9-year-old Aliyah first came to us, paralyzed, incontinent, and unable to feed herself, from her home, 500 miles south, in April. She lives in such a remote area, it requires a 1-day bus ride, followed by 4 hours by foot or donkey to reach to her village. Her dad is a farmer. She has 2 brothers and 2 sisters – and her mom was about to deliver baby #6.
Aliyah had already spent 23 days in hospital in Addis Ababa with a bit of improvement, when she first was carried into our office. But she was incontinent of urine and stool, and was still paralyzed. She has signs of a skin condition called NF – neurofibromatosis, throughout her body. Perhaps a quarter of NF patients also have spinal deformities, and 5% of our spine patients have NF. Our NF patients are among our most difficult and complex. And Aliya she was among the worst of these – we categorize her as a “translocated gamma deformity,” which we have described in several severe patients.
Multiple physicians advised the family this was inoperable. But her dad heard about us, and came for a final opinion from Dr. Rick in the JDC Spine Program, the Saturday before Ethiopian Orthodox Easter.
On exam, Dr. Rick found she was hyper-reflexic, with bilateral upgoing toes and sustained clonus, all indicative of a great strain on her spinal cord. He determined that there was only 1 hope – trans-continental flight to FOCOS Hospital in Ghana, and months of traction to slowly realign her spine. A visiting doctor immediately pledged half the money. A matching fund gathered the rest.
Her dad obtained her passport. Normally, we’d consider sending her mom – who can better to take care of a paralyzed child? But her mom was about to deliver and was unable to fly.
Lemma, our great nurse, brought her to Accra, and helped her into her new surroundings. 4 holes were drilled into her skull, and she endured several months of traction, 23 hours a day. She then underwent spine surgery, which involved spinal fusion from T1-T7, instrumentation and placement of 3 rods.

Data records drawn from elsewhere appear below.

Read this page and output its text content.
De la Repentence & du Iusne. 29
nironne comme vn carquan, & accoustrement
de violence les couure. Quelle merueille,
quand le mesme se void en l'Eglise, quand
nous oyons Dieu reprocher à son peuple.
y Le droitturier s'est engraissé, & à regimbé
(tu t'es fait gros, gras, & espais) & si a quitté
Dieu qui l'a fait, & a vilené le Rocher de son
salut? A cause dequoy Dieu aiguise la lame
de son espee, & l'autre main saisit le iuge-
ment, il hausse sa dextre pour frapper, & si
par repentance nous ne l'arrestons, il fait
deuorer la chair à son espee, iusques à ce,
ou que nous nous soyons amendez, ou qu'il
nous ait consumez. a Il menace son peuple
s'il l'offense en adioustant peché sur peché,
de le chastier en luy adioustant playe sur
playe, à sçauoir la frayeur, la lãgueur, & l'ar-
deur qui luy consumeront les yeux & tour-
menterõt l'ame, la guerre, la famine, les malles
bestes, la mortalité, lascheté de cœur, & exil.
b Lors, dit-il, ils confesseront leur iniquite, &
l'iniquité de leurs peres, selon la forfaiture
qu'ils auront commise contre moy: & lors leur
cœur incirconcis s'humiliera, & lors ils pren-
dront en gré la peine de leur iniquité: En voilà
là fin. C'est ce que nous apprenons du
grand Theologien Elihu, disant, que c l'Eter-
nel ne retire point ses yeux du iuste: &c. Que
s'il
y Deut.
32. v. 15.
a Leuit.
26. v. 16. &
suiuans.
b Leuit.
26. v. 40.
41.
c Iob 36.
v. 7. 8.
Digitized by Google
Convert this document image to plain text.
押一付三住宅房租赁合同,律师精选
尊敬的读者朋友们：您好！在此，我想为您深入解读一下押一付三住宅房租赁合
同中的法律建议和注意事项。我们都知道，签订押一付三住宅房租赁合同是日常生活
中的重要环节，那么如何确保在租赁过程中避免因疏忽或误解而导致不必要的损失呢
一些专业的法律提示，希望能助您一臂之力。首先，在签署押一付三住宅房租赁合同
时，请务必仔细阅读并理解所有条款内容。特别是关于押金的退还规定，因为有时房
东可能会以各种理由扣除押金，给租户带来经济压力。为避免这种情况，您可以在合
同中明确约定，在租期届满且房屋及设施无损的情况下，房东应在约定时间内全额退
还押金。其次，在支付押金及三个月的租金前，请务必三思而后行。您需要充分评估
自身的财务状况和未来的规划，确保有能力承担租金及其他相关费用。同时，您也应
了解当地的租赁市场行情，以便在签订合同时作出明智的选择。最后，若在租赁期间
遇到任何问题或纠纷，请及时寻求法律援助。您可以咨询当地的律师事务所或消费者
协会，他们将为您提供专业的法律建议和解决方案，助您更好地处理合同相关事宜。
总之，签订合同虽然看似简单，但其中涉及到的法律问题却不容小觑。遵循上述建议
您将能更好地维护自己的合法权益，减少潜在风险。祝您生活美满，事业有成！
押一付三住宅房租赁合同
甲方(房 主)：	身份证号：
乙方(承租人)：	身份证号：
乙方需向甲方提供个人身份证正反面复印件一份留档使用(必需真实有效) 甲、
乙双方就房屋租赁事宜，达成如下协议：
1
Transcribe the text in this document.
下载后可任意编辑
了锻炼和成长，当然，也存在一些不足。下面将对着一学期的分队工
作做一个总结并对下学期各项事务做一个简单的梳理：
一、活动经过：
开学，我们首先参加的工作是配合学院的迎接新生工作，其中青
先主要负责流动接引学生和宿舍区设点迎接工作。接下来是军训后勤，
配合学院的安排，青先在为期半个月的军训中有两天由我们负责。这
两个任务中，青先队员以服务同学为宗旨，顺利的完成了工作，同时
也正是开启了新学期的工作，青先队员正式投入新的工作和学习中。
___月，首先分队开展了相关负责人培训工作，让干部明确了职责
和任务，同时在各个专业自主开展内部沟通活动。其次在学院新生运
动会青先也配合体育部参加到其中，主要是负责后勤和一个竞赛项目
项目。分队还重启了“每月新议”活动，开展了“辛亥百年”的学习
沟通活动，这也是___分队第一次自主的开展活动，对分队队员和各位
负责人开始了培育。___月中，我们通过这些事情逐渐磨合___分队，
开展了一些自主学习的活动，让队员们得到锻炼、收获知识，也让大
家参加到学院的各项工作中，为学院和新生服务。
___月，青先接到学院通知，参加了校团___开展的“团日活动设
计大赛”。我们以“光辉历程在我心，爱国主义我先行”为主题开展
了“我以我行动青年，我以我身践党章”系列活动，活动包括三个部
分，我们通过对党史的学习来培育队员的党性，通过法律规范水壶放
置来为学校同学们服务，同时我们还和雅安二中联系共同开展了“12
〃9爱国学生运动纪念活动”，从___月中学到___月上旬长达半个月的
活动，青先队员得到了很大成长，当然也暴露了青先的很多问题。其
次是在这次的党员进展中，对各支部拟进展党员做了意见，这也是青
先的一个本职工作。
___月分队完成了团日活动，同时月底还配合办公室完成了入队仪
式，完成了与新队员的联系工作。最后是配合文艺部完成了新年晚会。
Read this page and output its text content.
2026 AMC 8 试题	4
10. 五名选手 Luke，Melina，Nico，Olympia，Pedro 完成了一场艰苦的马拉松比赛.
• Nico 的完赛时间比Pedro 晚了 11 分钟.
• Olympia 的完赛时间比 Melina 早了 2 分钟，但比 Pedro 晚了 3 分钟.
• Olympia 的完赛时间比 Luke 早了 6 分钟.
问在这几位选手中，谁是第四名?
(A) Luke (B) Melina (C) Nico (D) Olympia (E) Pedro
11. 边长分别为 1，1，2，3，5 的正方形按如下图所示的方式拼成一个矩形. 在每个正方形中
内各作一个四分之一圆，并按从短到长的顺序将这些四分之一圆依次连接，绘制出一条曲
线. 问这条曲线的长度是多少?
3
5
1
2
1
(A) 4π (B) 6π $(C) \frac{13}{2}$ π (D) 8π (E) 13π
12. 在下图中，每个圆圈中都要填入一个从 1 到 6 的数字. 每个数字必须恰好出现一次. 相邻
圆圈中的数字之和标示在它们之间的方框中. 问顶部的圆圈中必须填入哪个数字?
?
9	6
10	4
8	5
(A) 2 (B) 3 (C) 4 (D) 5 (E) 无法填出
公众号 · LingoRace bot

After several weeks of physical therapy, she returned home. Her dad met her at the airport, crying. When he last saw her, she was paralyzed, incontinent, and unable to feed herself. Now she was slowly and proudly walking down the hill to the parking lot unassisted!
Hundreds of people showed up in her village to greet her, and her dad slaughtered an ox in thanks. Even now, relatives come every weekend to visit and support her growing family. She is enrolled in school, and even plays a gentle game of volleyball.
Kemal, her dad, made a special trip to his mosque to thank the Almighty for saving he daughter. And he specifically asked me to thank everyone who donated to help save her.
When Aliya returned home, she met her new brother for the first time. His name? Tofik – one who brings great luck! Many thanks to all our donors, without your help we could not even think of helping Aliya.